Birkaç büyük ölçekli klinik çalışma, nizatidin kullanımının hastanın makine kullanma veya taşıt kullanma becerisini tehlikeye atmadığını göstermiştir.

Hamilelik ve emzirme

Gebelik veya emzirme döneminde nizatidin ile tedaviye başlamadan önce, bu tedavinin yararlarını ve risklerini tartışmak için doktorunuzla görüşmeniz önerilir. Gebelikte nizatidin kullanımı ile ilgili birçok hayvan çalışması fetus için herhangi bir risk göstermemiştir, ancak ne yazık ki insan hamileliği sırasında nizatidin kullanımı konusunda kontrollü veriler ve güvenilir çalışmalar yoktur; Bu nedenle, ilacı gebelikte almak, yalnızca faydaları varsayılan risklerden daha ağır basarsa tavsiye edilir. Nizatidinin insan sütüne sadece küçük miktarlarda salgılandığı doğrulanmıştır; Bir çalışmada, anne tarafından alınan nizatidin dozunun sadece yüzde 0.1'inin gelecek 12 saat boyunca anne sütüne salgılandığı kaydedilmiştir. Başka bir çalışmada, üç annede 6 aylık emzirme için nizatidinin anne sütüne salgılanması; 150 mg nizatidin, tek bir uygulamada hemşireye uygulandı veya her biri on iki saatlik bir mesafeden alınan beş doza bölündü; sütün içindeki ortalama nizatidin salgılanması 96 mikrogramdı; bu, anne tarafından alınan dozun yüzde 0.064'üne karşılık geliyordu. Yukarıdaki verilere rağmen, ilaç üreticileri, farelerdeki bir çalışma sırasında gözlenen olumsuz bir etkiye dayanarak ilacın kullanımı sırasında (veya tam tersi olsa bile) emzirmeyi durdurmayı tavsiye eder; pratik olarak sıçanın yavruları, nizatidin ile tedavi gören anneler tarafından emzirildiğinde bir büyüme depresyonu gösterdi. Bununla birlikte, nizatidinin vücudumuzdan neredeyse tamamen 12 saat sonra ve tamamen 24 saat sonra elimine edildiğinin altını çizmek gerekir, bu nedenle nizatidin ile yapılan bir tedaviden sonra emzirmeye başlama veya devam etme durumunda çocuk için bir risk yoktur.

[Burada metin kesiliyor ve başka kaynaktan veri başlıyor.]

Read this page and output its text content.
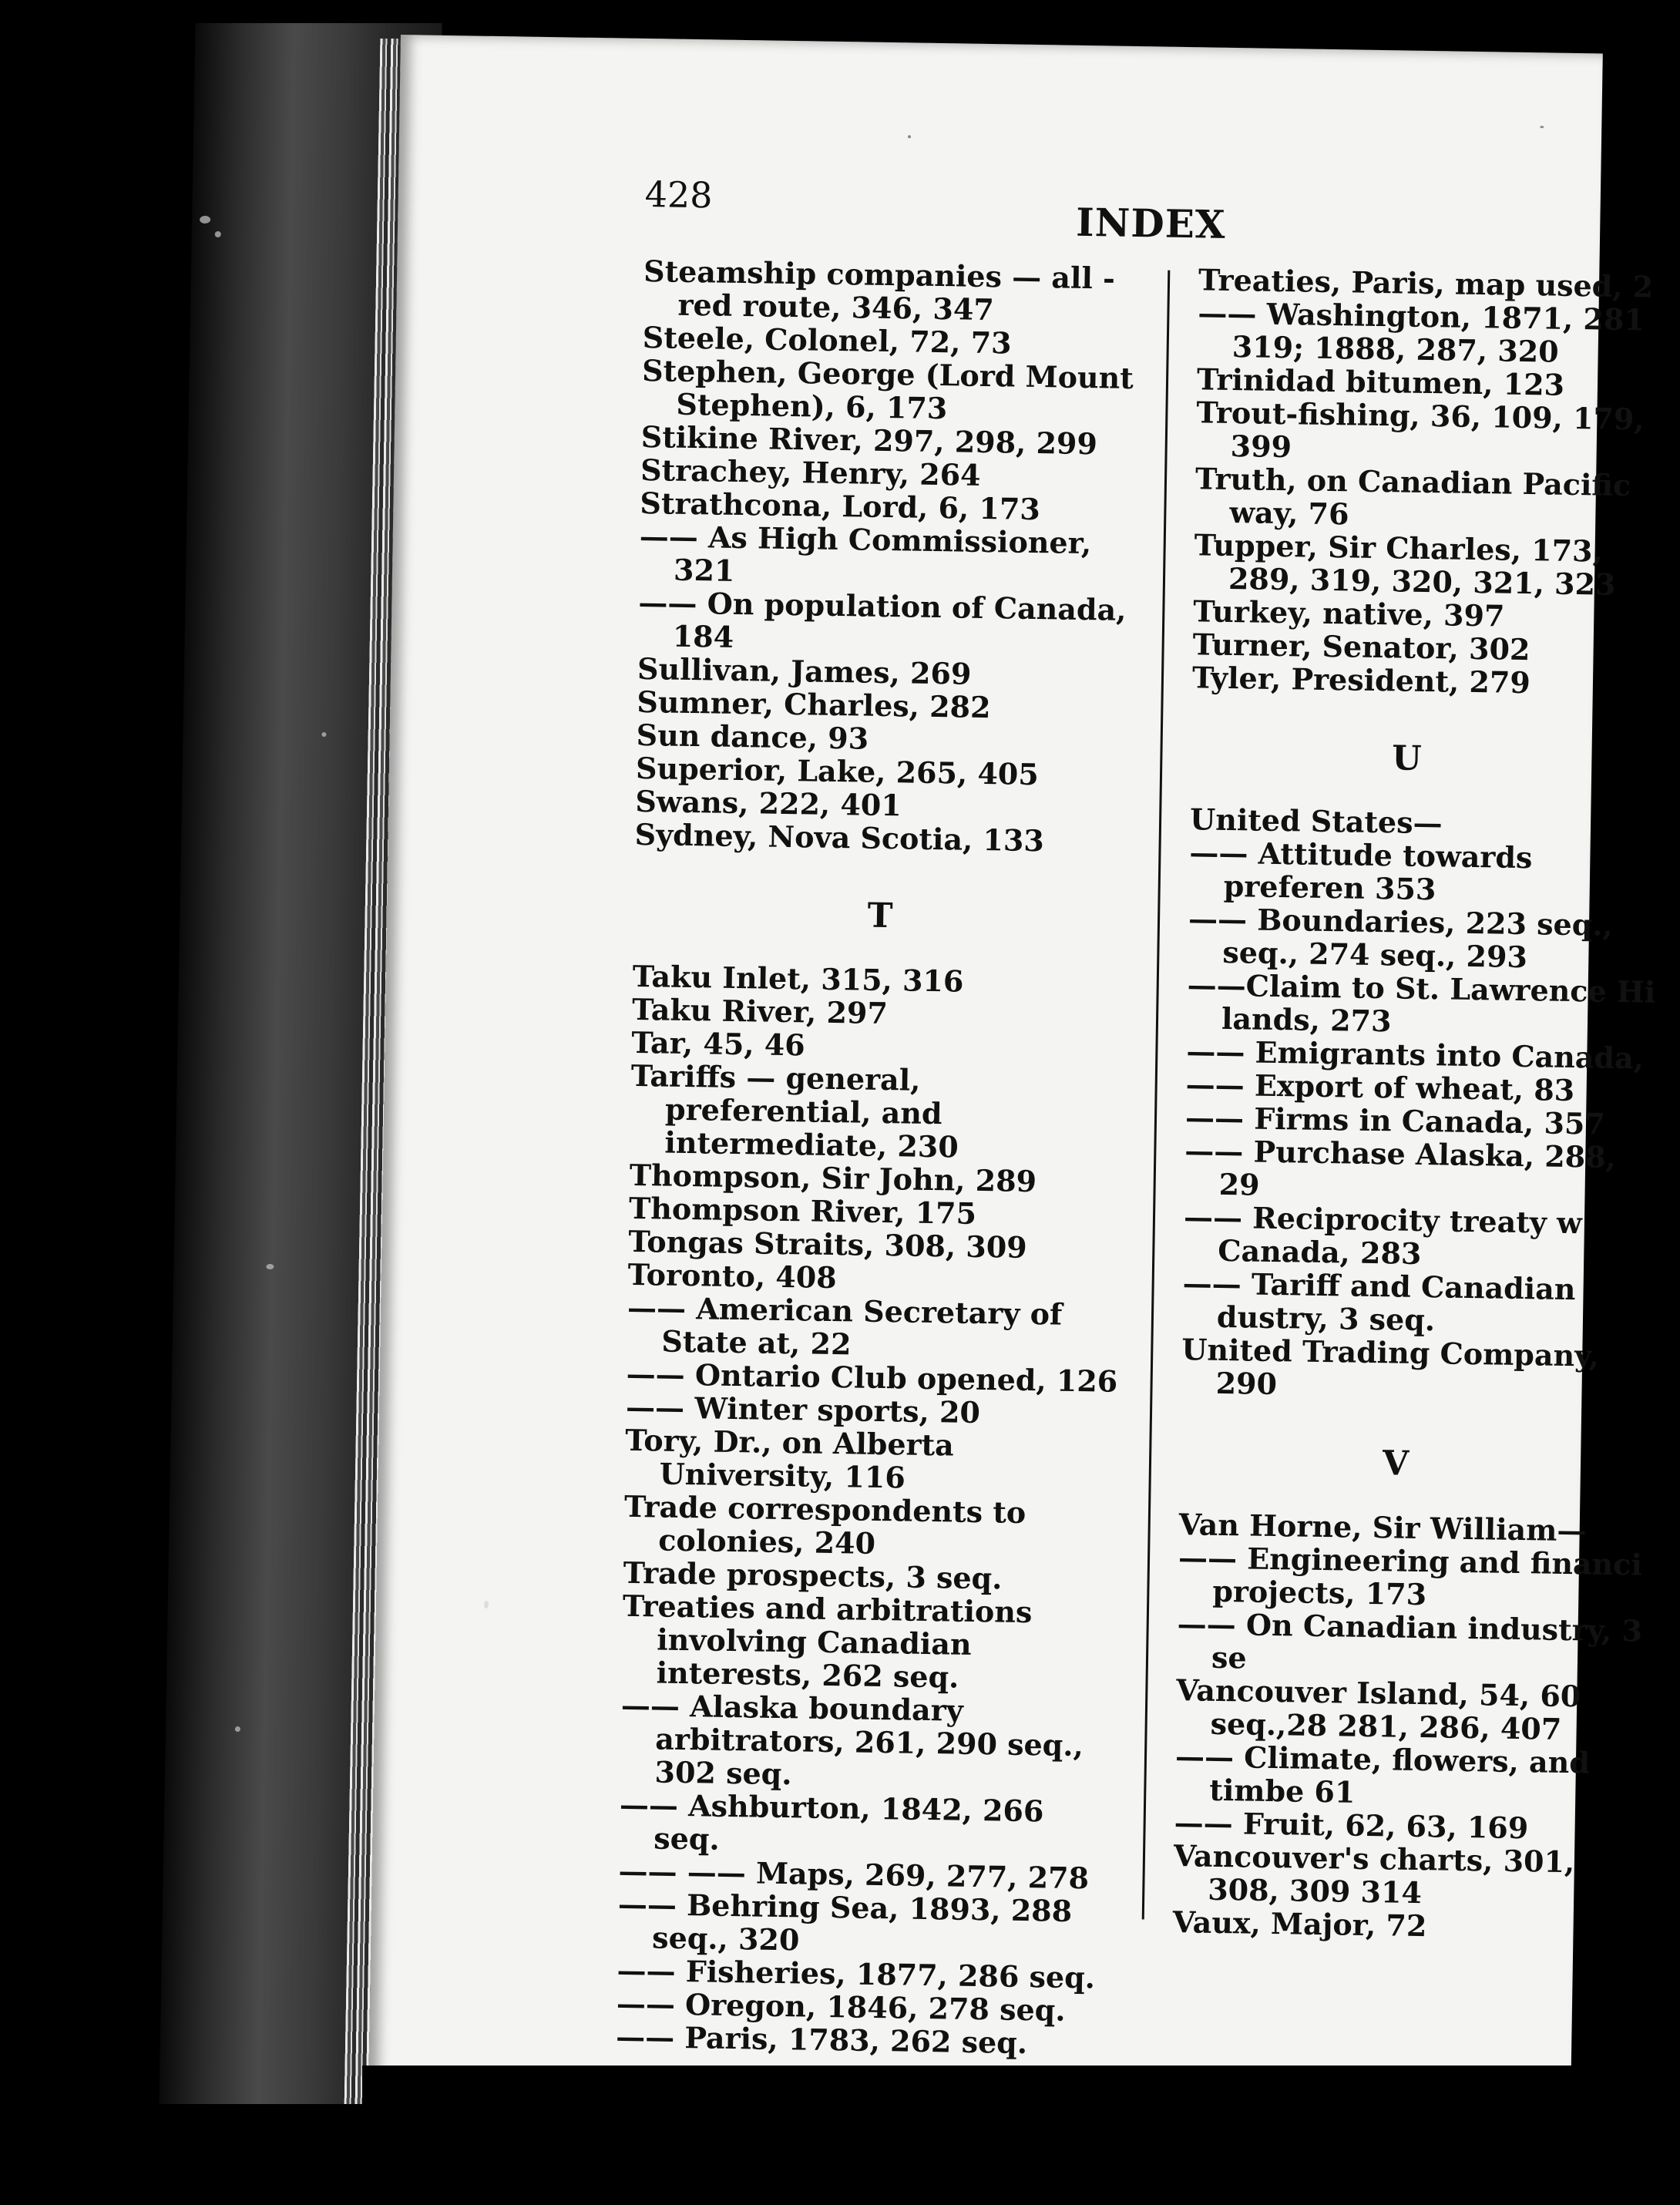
428
INDEX

Steamship companies — all - red route, 346, 347

Steele, Colonel, 72, 73

Stephen, George (Lord Mount Stephen), 6, 173

Stikine River, 297, 298, 299

Strachey, Henry, 264

Strathcona, Lord, 6, 173

—— As High Commissioner, 321

—— On population of Canada, 184

Sullivan, James, 269

Sumner, Charles, 282

Sun dance, 93

Superior, Lake, 265, 405

Swans, 222, 401

Sydney, Nova Scotia, 133

T

Taku Inlet, 315, 316

Taku River, 297

Tar, 45, 46

Tariffs — general, preferential, and intermediate, 230

Thompson, Sir John, 289

Thompson River, 175

Tongas Straits, 308, 309

Toronto, 408

—— American Secretary of State at, 22

—— Ontario Club opened, 126

—— Winter sports, 20

Tory, Dr., on Alberta University, 116

Trade correspondents to colonies, 240

Trade prospects, 3 seq.

Treaties and arbitrations involving Canadian interests, 262 seq.

—— Alaska boundary arbitrators, 261, 290 seq., 302 seq.

—— Ashburton, 1842, 266 seq.

—— —— Maps, 269, 277, 278

—— Behring Sea, 1893, 288 seq., 320

—— Fisheries, 1877, 286 seq.

—— Oregon, 1846, 278 seq.

—— Paris, 1783, 262 seq.

Treaties, Paris, map used, 2

—— Washington, 1871, 281 319; 1888, 287, 320

Trinidad bitumen, 123

Trout-fishing, 36, 109, 179, 399

Truth, on Canadian Pacific way, 76

Tupper, Sir Charles, 173, 289, 319, 320, 321, 323

Turkey, native, 397

Turner, Senator, 302

Tyler, President, 279

U

United States—

—— Attitude towards preferen 353

—— Boundaries, 223 seq., seq., 274 seq., 293

——Claim to St. Lawrence Hi lands, 273

—— Emigrants into Canada,

—— Export of wheat, 83

—— Firms in Canada, 357

—— Purchase Alaska, 288, 29

—— Reciprocity treaty w Canada, 283

—— Tariff and Canadian dustry, 3 seq.

United Trading Company, 290

V

Van Horne, Sir William—

—— Engineering and financi projects, 173

—— On Canadian industry, 3 se

Vancouver Island, 54, 60 seq.,28 281, 286, 407

—— Climate, flowers, and timbe 61

—— Fruit, 62, 63, 169

Vancouver's charts, 301, 308, 309 314

Vaux, Major, 72
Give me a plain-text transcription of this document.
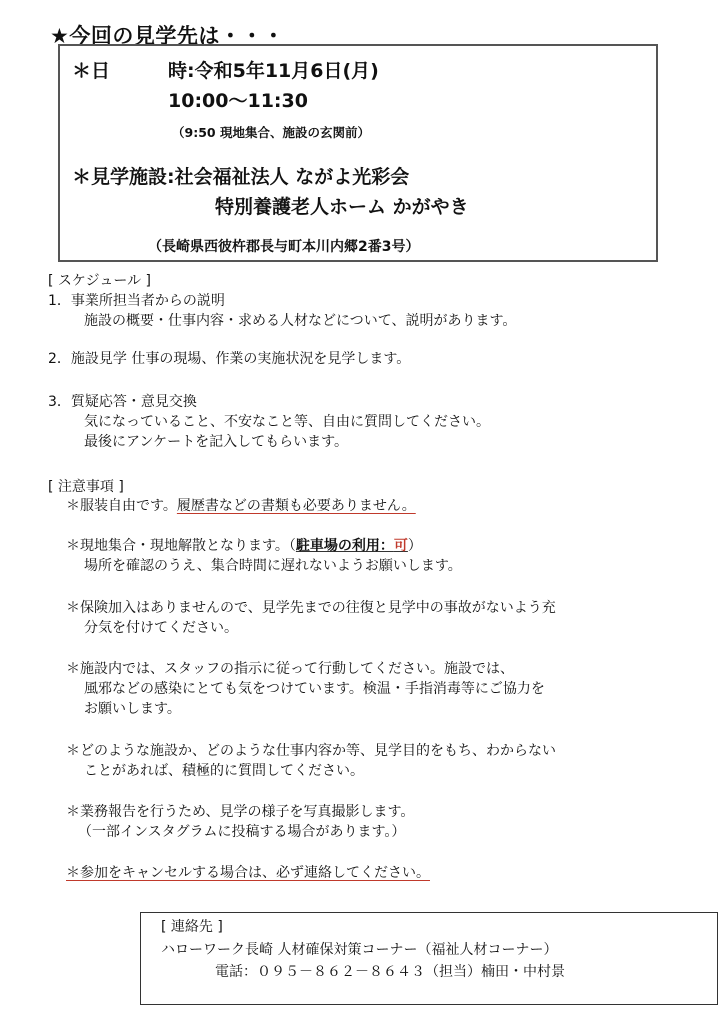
★今回の見学先は・・・
＊日	時:令和5年11月6日(月)
10:00〜11:30
（9:50 現地集合、施設の玄関前）
＊見学施設:社会福祉法人 ながよ光彩会
特別養護老人ホーム かがやき
（長崎県西彼杵郡長与町本川内郷2番3号）
[ スケジュール ]
1．事業所担当者からの説明
施設の概要・仕事内容・求める人材などについて、説明があります。
2．施設見学 仕事の現場、作業の実施状況を見学します。
3．質疑応答・意見交換
気になっていること、不安なこと等、自由に質問してください。
最後にアンケートを記入してもらいます。
[ 注意事項 ]
＊服装自由です。履歴書などの書類も必要ありません。
＊現地集合・現地解散となります。（駐車場の利用：可）
場所を確認のうえ、集合時間に遅れないようお願いします。
＊保険加入はありませんので、見学先までの往復と見学中の事故がないよう充
分気を付けてください。
＊施設内では、スタッフの指示に従って行動してください。施設では、
風邪などの感染にとても気をつけています。検温・手指消毒等にご協力を
お願いします。
＊どのような施設か、どのような仕事内容か等、見学目的をもち、わからない
ことがあれば、積極的に質問してください。
＊業務報告を行うため、見学の様子を写真撮影します。
（一部インスタグラムに投稿する場合があります。）
＊参加をキャンセルする場合は、必ず連絡してください。
[ 連絡先 ]
ハローワーク長崎 人材確保対策コーナー（福祉人材コーナー）
電話：０９５－８６２－８６４３（担当）楠田・中村景
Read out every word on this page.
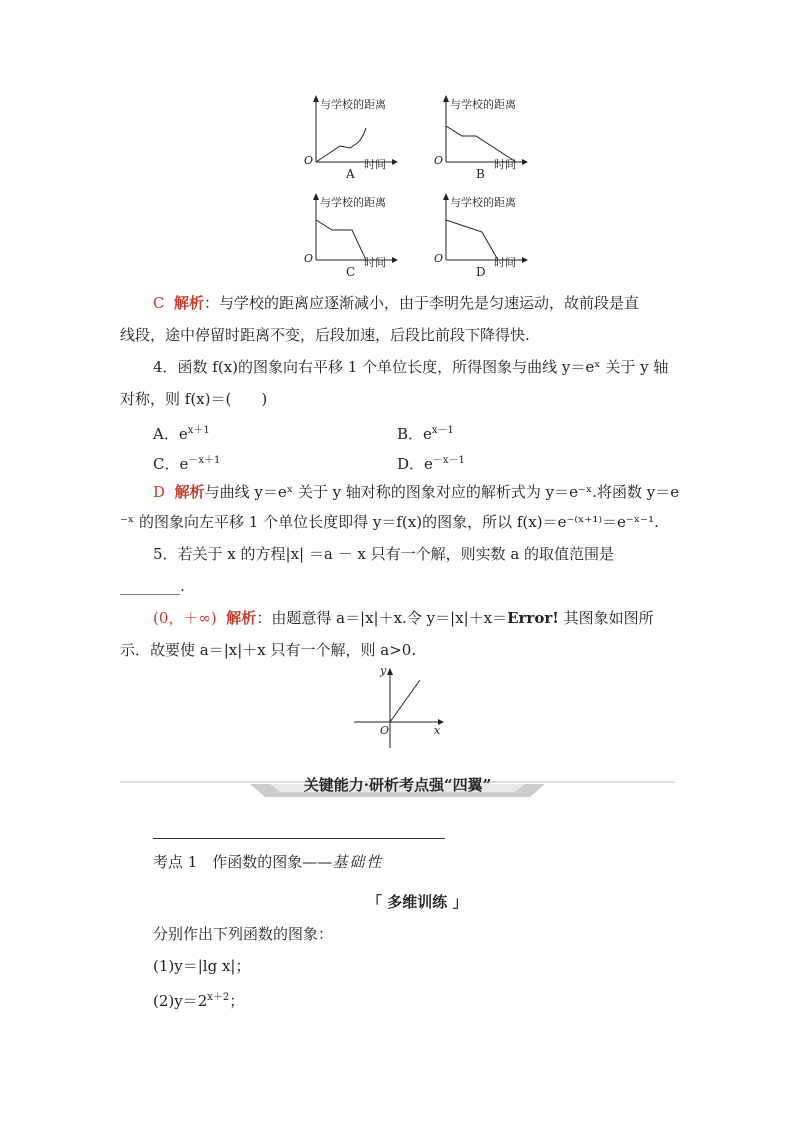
与学校的距离
O	时间
A
与学校的距离
O	时间
B
与学校的距离
O	时间
C
与学校的距离
O	时间
D
C 解析：与学校的距离应逐渐减小，由于李明先是匀速运动，故前段是直
线段，途中停留时距离不变，后段加速，后段比前段下降得快.
4．函数 f(x)的图象向右平移 1 个单位长度，所得图象与曲线 y＝eˣ 关于 y 轴
对称，则 f(x)＝(　　)
A．$e^{x+1}$	B．$e^{x-1}$
C．$e^{-x+1}$	D．$e^{-x-1}$
D 解析与曲线 y＝eˣ 关于 y 轴对称的图象对应的解析式为 y＝e⁻ˣ.将函数 y＝e
⁻ˣ 的图象向左平移 1 个单位长度即得 y＝f(x)的图象，所以 f(x)＝e⁻⁽ˣ⁺¹⁾＝e⁻ˣ⁻¹.
5．若关于 x 的方程|x| ＝a － x 只有一个解，则实数 a 的取值范围是
________.
(0，＋∞) 解析：由题意得 a＝|x|＋x.令 y＝|x|＋x＝Error! 其图象如图所
示．故要使 a＝|x|＋x 只有一个解，则 a>0.
y
x
O
关键能力·研析考点强“四翼”
考点 1　作函数的图象——基础性
「 多维训练 」
分别作出下列函数的图象：
(1)y＝|lg x|；
$(2)y=2^{x+2}$；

Nizatidin - Yan etkileri ve istenmeyen

Teorik olarak, tüm ilaçlar yan etkilere neden olabilir, ancak çoğu tedavi edilen hastada yan ya da yan etkisi yoktur. Genel olarak, nizatidin, vücudumuz tarafından iyi tolere edilen bir ilaçtır; Buna rağmen, bir dizi yan etkiye de neden olabilir. Amerika Birleşik Devletleri ve Kanada'da yapılan klinik çalışmalardan elde edilen ilginç bir gerçek, nizatidine atfedilen yan etkilerin çoğunun, ancak benzer yüzdelerde - plasebo ile tedavi edilen kontrol grubundaki hastalarda ortaya çıkmasıdır. Bununla birlikte, nizatidin çekerken en sık gözlenen yan etkiler arasında karın ağrısı ve ishal gibi gastrointestinal olanlar, en yaygın olanı izlemekte, bulantı, kusma, şişkinlik, kabızlık ve dispepsi izlemektedir. Baş ağrıları gibi merkezi sinir sistemi ile ilgili diğer yan etkiler - karın ağrısı ile birlikte - en sık görülen, baş dönmesi, uykusuzluk ve nadiren gerginliktir. Son olarak, dermatolojik (prurit ve kütanöz acele), kardiyovasküler (asemptomatik ventriküler taşikardinin kısa dönemleri) ve aşırı duyarlılık, ateş, miyalji ve asteni gibi diğer yan etkiler gibi daha nadir görülen istenmeyen etkiler vardır.